Yeremia 16:11 "Dan kamu akan berkata: 'Sebab nenek moyang kami meninggalkan TUHAN, Allah nenek moyang kami, yang telah menuntun mereka keluar dari tanah Mesir.'"

Ayat Yeremia 16:11 menjadi sebuah pengingat yang kuat tentang konsekuensi meninggalkan Tuhan. Melalui perkataan umat Israel, kita dapat melihat akar dari masalah yang mereka hadapi: sebuah pengabaian terhadap sumber anugerah dan kekuatan mereka. Kalimat ini bukan sekadar pengakuan pasif, melainkan sebuah kesaksian tentang sebuah kesalahan fundamental yang diwariskan dari generasi ke generasi.

Nenek moyang mereka telah mengalami pembebasan yang ajaib dari perbudakan di tanah Mesir, sebuah peristiwa yang seharusnya terukir dalam ingatan kolektif mereka sebagai bukti kasih dan kuasa Tuhan. Tuhanlah yang dengan tangan-Nya yang kuat telah menuntun mereka keluar, memimpin mereka melalui padang gurun, dan memberikan mereka janji tanah perjanjian. Namun, seiring berjalannya waktu, memori akan kebaikan Tuhan ini mulai memudar, digantikan oleh kelalaian dan akhirnya, penolakan.

Ketika Yeremia menubuatkan hukuman yang akan menimpa umat Israel, mereka mencari alasan atas kemalangan mereka. Namun, alasan yang mereka temukan justru mengungkap penyakit rohani yang lebih dalam. Menyalahkan nenek moyang adalah cara untuk melepaskan diri dari tanggung jawab pribadi.
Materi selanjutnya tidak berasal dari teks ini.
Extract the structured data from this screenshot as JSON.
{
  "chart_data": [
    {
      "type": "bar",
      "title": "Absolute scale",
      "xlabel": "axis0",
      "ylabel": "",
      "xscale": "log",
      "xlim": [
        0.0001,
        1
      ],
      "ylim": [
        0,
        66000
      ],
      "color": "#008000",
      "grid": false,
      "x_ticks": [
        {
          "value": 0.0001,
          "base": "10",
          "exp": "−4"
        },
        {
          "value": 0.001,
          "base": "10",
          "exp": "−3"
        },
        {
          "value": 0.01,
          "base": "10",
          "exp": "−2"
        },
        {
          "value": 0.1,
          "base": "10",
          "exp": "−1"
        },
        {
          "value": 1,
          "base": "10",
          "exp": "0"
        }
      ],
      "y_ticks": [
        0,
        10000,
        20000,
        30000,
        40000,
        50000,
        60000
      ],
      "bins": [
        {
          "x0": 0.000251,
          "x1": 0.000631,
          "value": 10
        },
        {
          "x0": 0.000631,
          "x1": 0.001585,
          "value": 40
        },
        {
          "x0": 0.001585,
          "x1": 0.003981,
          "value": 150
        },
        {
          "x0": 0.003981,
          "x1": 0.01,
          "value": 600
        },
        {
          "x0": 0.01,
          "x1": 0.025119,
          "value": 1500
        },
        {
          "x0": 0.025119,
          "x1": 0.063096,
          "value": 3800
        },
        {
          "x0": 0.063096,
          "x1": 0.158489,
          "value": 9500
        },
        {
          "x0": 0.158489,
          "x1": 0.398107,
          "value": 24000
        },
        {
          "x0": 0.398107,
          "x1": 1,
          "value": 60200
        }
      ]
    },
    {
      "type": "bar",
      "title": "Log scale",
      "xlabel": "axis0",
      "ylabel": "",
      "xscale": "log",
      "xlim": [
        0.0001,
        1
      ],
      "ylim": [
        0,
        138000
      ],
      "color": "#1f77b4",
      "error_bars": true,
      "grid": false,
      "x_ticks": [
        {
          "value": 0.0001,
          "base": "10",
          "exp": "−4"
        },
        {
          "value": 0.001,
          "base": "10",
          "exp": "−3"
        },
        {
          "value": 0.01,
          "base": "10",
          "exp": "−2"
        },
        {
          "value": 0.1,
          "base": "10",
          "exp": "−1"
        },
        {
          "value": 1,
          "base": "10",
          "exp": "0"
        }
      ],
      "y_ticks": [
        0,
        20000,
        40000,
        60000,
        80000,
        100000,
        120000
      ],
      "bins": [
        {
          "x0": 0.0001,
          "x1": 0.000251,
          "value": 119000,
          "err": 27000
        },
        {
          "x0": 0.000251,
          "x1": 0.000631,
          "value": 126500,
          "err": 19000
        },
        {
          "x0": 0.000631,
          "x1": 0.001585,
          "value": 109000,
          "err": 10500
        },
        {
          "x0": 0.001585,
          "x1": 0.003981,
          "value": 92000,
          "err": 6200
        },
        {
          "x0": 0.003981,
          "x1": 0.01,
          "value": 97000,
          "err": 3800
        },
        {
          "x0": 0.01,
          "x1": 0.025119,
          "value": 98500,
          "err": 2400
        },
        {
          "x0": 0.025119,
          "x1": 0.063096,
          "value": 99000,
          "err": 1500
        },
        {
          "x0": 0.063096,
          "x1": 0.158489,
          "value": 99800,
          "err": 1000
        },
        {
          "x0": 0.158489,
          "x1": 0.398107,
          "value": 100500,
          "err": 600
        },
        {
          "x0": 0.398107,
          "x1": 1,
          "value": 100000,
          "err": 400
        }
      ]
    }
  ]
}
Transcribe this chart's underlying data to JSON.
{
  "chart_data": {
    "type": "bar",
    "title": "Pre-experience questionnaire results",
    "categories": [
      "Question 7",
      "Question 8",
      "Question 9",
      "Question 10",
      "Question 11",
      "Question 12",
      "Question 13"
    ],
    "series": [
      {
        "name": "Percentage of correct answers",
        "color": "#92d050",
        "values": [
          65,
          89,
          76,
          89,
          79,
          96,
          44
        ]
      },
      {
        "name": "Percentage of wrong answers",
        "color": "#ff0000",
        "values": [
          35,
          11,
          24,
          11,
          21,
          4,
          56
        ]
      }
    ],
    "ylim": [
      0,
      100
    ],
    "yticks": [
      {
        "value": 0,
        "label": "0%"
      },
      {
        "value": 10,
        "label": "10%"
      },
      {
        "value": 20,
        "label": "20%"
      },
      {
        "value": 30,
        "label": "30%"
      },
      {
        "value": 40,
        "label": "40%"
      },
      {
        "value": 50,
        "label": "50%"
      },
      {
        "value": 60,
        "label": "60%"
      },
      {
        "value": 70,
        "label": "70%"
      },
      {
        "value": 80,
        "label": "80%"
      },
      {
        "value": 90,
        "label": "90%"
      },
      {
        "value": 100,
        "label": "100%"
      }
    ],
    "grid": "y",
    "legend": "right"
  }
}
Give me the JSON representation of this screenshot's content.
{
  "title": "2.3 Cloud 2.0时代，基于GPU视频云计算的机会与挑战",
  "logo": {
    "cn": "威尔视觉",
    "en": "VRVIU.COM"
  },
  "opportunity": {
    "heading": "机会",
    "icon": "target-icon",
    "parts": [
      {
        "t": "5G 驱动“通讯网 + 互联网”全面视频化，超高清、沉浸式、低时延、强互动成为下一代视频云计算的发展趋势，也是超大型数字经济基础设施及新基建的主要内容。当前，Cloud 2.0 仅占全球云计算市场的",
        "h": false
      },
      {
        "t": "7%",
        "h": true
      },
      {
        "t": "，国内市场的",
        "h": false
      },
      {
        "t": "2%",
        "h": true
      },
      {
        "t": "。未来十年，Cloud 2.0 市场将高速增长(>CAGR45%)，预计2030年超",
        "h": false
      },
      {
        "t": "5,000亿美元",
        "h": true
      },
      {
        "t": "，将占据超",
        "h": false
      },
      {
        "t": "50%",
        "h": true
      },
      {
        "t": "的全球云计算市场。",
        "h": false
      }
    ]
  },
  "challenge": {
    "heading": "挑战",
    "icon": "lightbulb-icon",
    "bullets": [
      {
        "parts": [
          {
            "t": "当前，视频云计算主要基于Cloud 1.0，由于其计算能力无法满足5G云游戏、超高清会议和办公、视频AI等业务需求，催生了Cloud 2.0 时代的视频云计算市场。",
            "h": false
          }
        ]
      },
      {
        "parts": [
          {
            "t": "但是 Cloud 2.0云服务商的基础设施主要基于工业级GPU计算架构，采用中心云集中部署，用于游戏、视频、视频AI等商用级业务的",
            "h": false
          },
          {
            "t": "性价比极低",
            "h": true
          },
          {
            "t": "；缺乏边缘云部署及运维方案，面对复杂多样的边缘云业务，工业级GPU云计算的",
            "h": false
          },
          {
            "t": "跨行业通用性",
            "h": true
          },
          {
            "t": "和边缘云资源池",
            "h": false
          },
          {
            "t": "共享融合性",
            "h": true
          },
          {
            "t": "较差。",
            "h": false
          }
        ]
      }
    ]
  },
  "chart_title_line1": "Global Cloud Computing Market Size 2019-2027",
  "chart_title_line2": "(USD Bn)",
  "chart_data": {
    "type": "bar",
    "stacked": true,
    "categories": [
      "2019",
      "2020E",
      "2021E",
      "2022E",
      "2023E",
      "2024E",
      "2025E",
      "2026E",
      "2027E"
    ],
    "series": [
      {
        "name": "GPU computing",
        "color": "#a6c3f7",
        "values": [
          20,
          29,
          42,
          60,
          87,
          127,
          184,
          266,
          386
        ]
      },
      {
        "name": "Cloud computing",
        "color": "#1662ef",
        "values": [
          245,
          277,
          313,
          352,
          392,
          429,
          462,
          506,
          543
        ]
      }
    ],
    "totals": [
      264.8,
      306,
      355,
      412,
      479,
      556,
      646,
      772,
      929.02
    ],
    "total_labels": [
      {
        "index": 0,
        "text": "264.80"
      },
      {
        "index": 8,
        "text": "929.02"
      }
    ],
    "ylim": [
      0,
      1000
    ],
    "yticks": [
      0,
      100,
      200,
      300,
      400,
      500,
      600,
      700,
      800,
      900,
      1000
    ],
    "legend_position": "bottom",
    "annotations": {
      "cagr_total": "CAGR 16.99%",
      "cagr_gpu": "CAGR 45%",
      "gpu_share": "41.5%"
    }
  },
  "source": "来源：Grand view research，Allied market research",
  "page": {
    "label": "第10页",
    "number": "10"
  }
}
Seolah-olah, mereka berkata, "Ini bukan salah kami, ini adalah warisan dari kesalahan orang tua kami." Pernyataan ini menunjukkan pola berulang dari ketidaksetiaan yang tidak diatasi. Alih-alih belajar dari kesalahan masa lalu dan kembali kepada Tuhan, mereka justru mengulanginya.

Perintah Tuhan dalam ayat-ayat sebelumnya (Yeremia 16:10-11) adalah tentang meninggalkan kebiasaan dan perilaku yang telah menjauhkan mereka dari Tuhan. Ini termasuk penyembahan berhala, praktik-praktik yang tidak sesuai dengan kehendak Tuhan, dan pola pikir yang memprioritaskan hal-hal duniawi di atas kebenaran ilahi. Namun, mereka menolak untuk mendengar. Mereka lebih memilih untuk mencari pembenaran dalam sejarah nenek moyang mereka daripada melakukan pertobatan yang tulus.

Implikasi dari penolakan ini sangatlah serius. Tuhan telah menyatakan dengan jelas bahwa konsekuensi dari meninggalkan-Nya adalah pembuangan dan penderitaan. Alih-alih mengakui kesalahan mereka dan mencari pengampunan, mereka malah terus berjalan di jalan yang salah, membawa kutukan warisan yang sama kepada generasi mendatang. Ayat ini mengajarkan kita pentingnya refleksi diri dan akuntabilitas rohani. Kita tidak bisa terus menerus menyalahkan masa lalu atau orang lain atas kondisi kita saat ini. Tuhan memanggil kita untuk secara aktif memilih kesetiaan kepada-Nya, hari demi hari, dengan belajar dari sejarah dan pengalaman kita sendiri.

Kisah ini mengingatkan bahwa meninggalkan Tuhan bukanlah tindakan tunggal, melainkan sebuah proses yang dimulai dengan kelalaian, berlanjut dengan pengabaian, dan seringkali diakhiri dengan penolakan sadar. Sangatlah penting bagi kita untuk secara teratur memeriksa hati kita dan memastikan bahwa kita tidak mengikuti jejak nenek moyang yang telah mengabaikan panggilan Tuhan. Kembalilah kepada sumber kehidupan, kepada Tuhan yang telah menunjukkan kasih-Nya yang besar, dan hiduplah sesuai dengan kehendak-Nya.